The download_dataset.sh convenience script automates the download of those files, populating the saved_models and examples directories with data to reproduce the results presented in arXiv:2103.01596.

Launch the following command to start the job:

bash ./download_dataset.sh

Running the code

In order to launch the code

dunedn <subcommand> [options]

Valid subcommands are: preprocess|train|inference.
Use dunedn <subcommand> --help to print the correspondent help message.
For example, the help message for train subcommand is:

$ dunedn train --help
usage: dunedn train [-h] [--output OUTPUT] [--force] configcard

Train model loading settings from configcard.

positional arguments:
  configcard       yaml configcard path

optional arguments:
  -h, --help       show this help message and exit
  --output OUTPUT  output folder
  --force          overwrite existing files if present

Configuration cards

Models' parameter settings are stored in configcards. The configcards folder contains some examples. These can be extended providing the path to user defined cards directly to the command line interface.

Setting the DUNEDN_SEARCH_PATH environment variable it is possible to let DUNEdn looking for configcards into different directories automatically. More on the search behavior can be found at the get_configcard_path function's docstring in the utils/ultis.py file.

Preprocess a dataset

At first, a dataset directory should have the following structure:

dataset directory tree structure:
dataset_dir
  |-- train
  |    |--- evts
  |-- val
  |    |--- evts
  |-- test
  |    |--- evts

where each evts folder contains a collection of ProtoDUNE events stored as raw digits (numpy array format).

It is possible to generate the correspondent dataset to train an USCG or a GCNN network with the command:

dunedn preprocess <configcard.yaml> --dir_name <dataset directory>

This will modify the dataset directory tree in the following way:

dataset directory tree structure:
dataset_dir
  |-- train
  |    |--- evts
  |    |-- planes (preprocess product)
  |    |-- crops (preprocess product)
  |-- val
  |    |--- evts
  |    |--- planes (preprocess product)
  |-- test
  |    |--- evts
  |    |--- planes (preprocess product)

Training a model

After specifying parameters inside a configuration card, leverage DUNEdn to train the correspondent model with:

dunedn train <configcard.yaml>

The output directory is set by default to output.
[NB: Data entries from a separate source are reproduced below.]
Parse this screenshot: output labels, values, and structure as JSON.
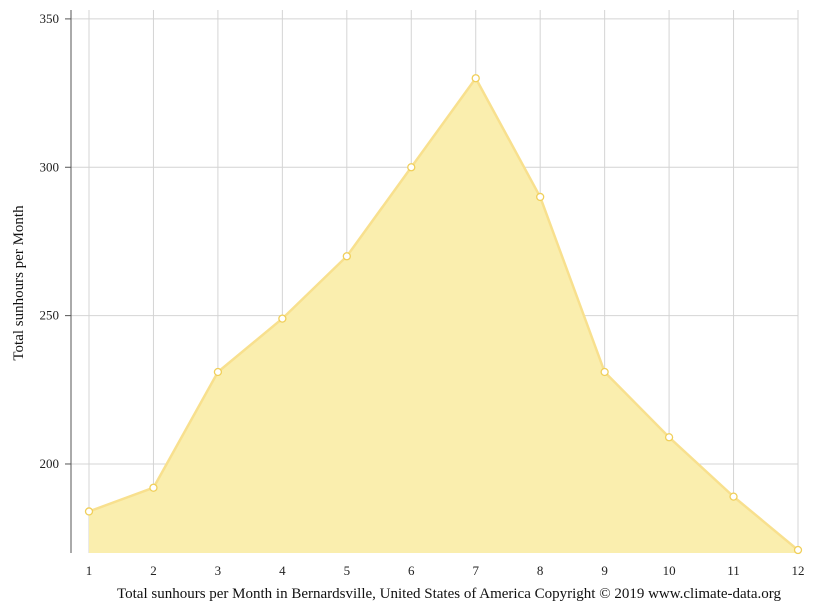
{
  "chart_data": {
    "type": "area",
    "x": [
      "1",
      "2",
      "3",
      "4",
      "5",
      "6",
      "7",
      "8",
      "9",
      "10",
      "11",
      "12"
    ],
    "values": [
      184,
      192,
      231,
      249,
      270,
      300,
      330,
      290,
      231,
      209,
      189,
      171
    ],
    "ylabel": "Total sunhours per Month",
    "xlabel": "Total sunhours per Month in Bernardsville, United States of America Copyright © 2019 www.climate-data.org",
    "yticks": [
      200,
      250,
      300,
      350
    ],
    "ylim": [
      170,
      353
    ],
    "grid": true,
    "legend": "none",
    "colors": {
      "fill": "#faeeae",
      "line": "#f8e08e",
      "marker_stroke": "#f0cf5a",
      "grid": "#d4d4d4",
      "axis": "#555555"
    }
  }
}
Optionally, the DUNEDN_OUTPUT_PATH environment variable could be set to override this choice.

Inference

dunedn inference -i <input.npy> -o <output.npy> -m <modeltype> [--model_path <checkpoint.pth>]
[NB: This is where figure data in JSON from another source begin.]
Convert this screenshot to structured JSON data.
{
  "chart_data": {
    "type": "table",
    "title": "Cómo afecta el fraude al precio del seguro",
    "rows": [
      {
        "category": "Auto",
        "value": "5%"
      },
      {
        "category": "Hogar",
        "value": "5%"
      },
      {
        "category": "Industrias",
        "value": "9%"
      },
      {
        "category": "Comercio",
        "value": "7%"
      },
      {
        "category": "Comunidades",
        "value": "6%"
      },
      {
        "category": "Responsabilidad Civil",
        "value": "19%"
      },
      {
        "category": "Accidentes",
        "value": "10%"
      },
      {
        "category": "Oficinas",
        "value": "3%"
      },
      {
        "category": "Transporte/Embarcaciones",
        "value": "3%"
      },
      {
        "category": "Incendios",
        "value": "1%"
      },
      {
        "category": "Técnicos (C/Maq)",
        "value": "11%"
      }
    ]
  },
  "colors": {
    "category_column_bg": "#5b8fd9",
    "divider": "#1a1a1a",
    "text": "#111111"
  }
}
DUNEdn inference takes the input.npy array and forwards it to the desired model modeltype. The output array is saved to output.npy.
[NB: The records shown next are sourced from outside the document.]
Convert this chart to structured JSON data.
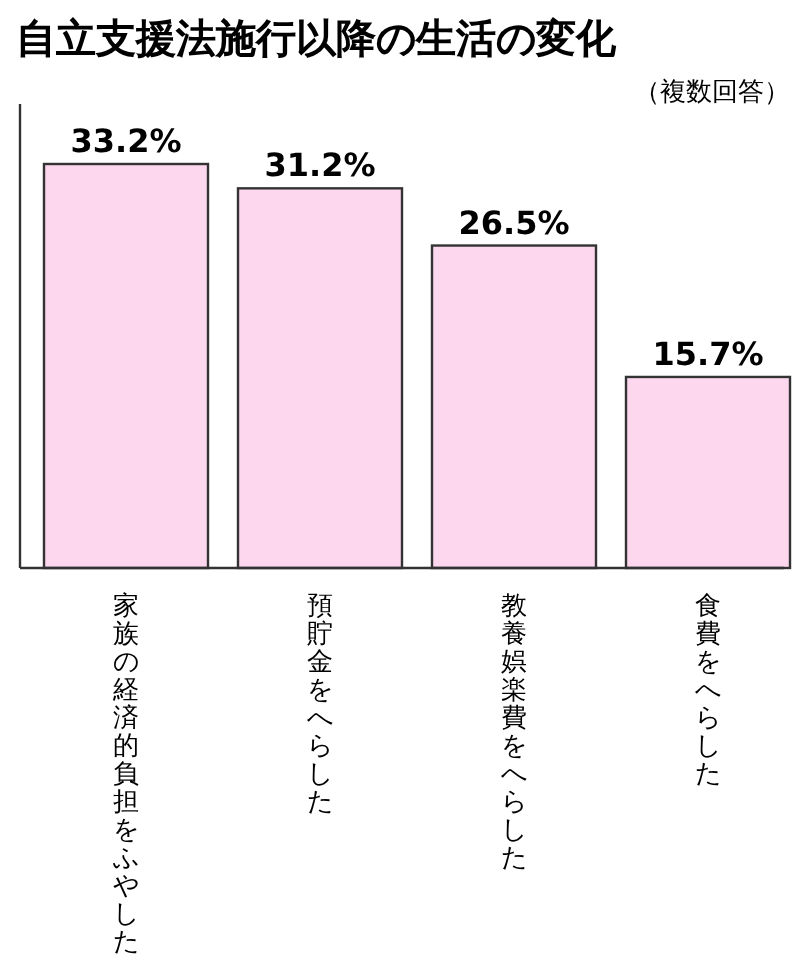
{
  "chart_data": {
    "type": "bar",
    "title": "自立支援法施行以降の生活の変化",
    "subtitle": "（複数回答）",
    "categories": [
      "家族の経済的負担をふやした",
      "預貯金をへらした",
      "教養娯楽費をへらした",
      "食費をへらした"
    ],
    "values": [
      33.2,
      31.2,
      26.5,
      15.7
    ],
    "color": "#fcd7ee",
    "data_labels": true,
    "value_labels": [
      "33.2%",
      "31.2%",
      "26.5%",
      "15.7%"
    ]
  }
}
If a checkpoint directory path is given with the optional --model_path flag, a saved model checkpoint could be loaded for inference.
The checkpoint directory should have the following structure:

model_path
    |-- collection
    |       |-- <ckpt directory name>_dn_collection.pth
    |-- induction
    |       |-- <ckpt directory name>_dn_induction.pth

On the other hand, if --model_path is not specified, an un-trained network is issued.

Benchmark

The paper results can be reproduced through the compute_denoising_performance.py benchmark.
Please, see the script's docstring for further information.